The island is beautiful, but like a mini extension of Japan. Well, more accurately, it's a tropical paradise with Kanji everywhere, so I imagine it's a bit like Okinawa. Beautiful beaches, balmy mid-80s weather, blue skies. You could swim out into the bay outside my hotel and the manta rays would brush against your legs if you stood still in the deeper waters.
Day 2 Guam is an interesting place. You can drive around the whole island in about three hours, and the whole damn thing sits on the Marianas Trench which means taking a swim on the eastern coast has a decidedly creepy vibe to it. But the rocky coastline is incredible, and there's a lot of weird folklore and history that you can get relatively easily out of the locals.

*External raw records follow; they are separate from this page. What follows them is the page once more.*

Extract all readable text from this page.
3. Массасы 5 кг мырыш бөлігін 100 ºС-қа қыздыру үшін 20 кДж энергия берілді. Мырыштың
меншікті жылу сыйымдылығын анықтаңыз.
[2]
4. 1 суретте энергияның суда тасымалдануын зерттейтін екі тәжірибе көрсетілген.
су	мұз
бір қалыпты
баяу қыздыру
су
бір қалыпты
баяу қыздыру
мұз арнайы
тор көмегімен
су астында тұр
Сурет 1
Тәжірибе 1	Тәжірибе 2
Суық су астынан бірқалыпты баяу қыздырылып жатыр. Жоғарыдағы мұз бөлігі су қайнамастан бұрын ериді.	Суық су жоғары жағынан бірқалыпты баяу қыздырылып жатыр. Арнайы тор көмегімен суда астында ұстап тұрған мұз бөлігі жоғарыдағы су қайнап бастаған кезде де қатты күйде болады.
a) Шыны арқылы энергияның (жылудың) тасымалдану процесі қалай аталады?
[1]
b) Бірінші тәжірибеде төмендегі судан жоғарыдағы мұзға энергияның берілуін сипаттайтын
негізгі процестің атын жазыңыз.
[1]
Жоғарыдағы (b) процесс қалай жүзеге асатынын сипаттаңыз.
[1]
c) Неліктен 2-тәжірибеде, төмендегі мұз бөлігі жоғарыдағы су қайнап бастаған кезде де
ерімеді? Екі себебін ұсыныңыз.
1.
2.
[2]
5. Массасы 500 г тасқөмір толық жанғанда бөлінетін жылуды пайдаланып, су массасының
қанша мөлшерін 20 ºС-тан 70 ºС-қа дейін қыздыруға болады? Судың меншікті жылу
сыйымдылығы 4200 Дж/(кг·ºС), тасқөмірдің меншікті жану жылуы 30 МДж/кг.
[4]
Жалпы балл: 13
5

There's the tourist destination of the Japanese soldier who hid on the island for 20 years after WWII, afraid he'd be caught by US soldiers; you can actually crawl down inside his little underground cave, literally a hole covered with sticks. And there's the Talofofo caves in the center of the island, home to snakes but more intriguingly to cave writings that predate colonization; no one knows where they originated or what they say. And there's the Three Sisters crosses.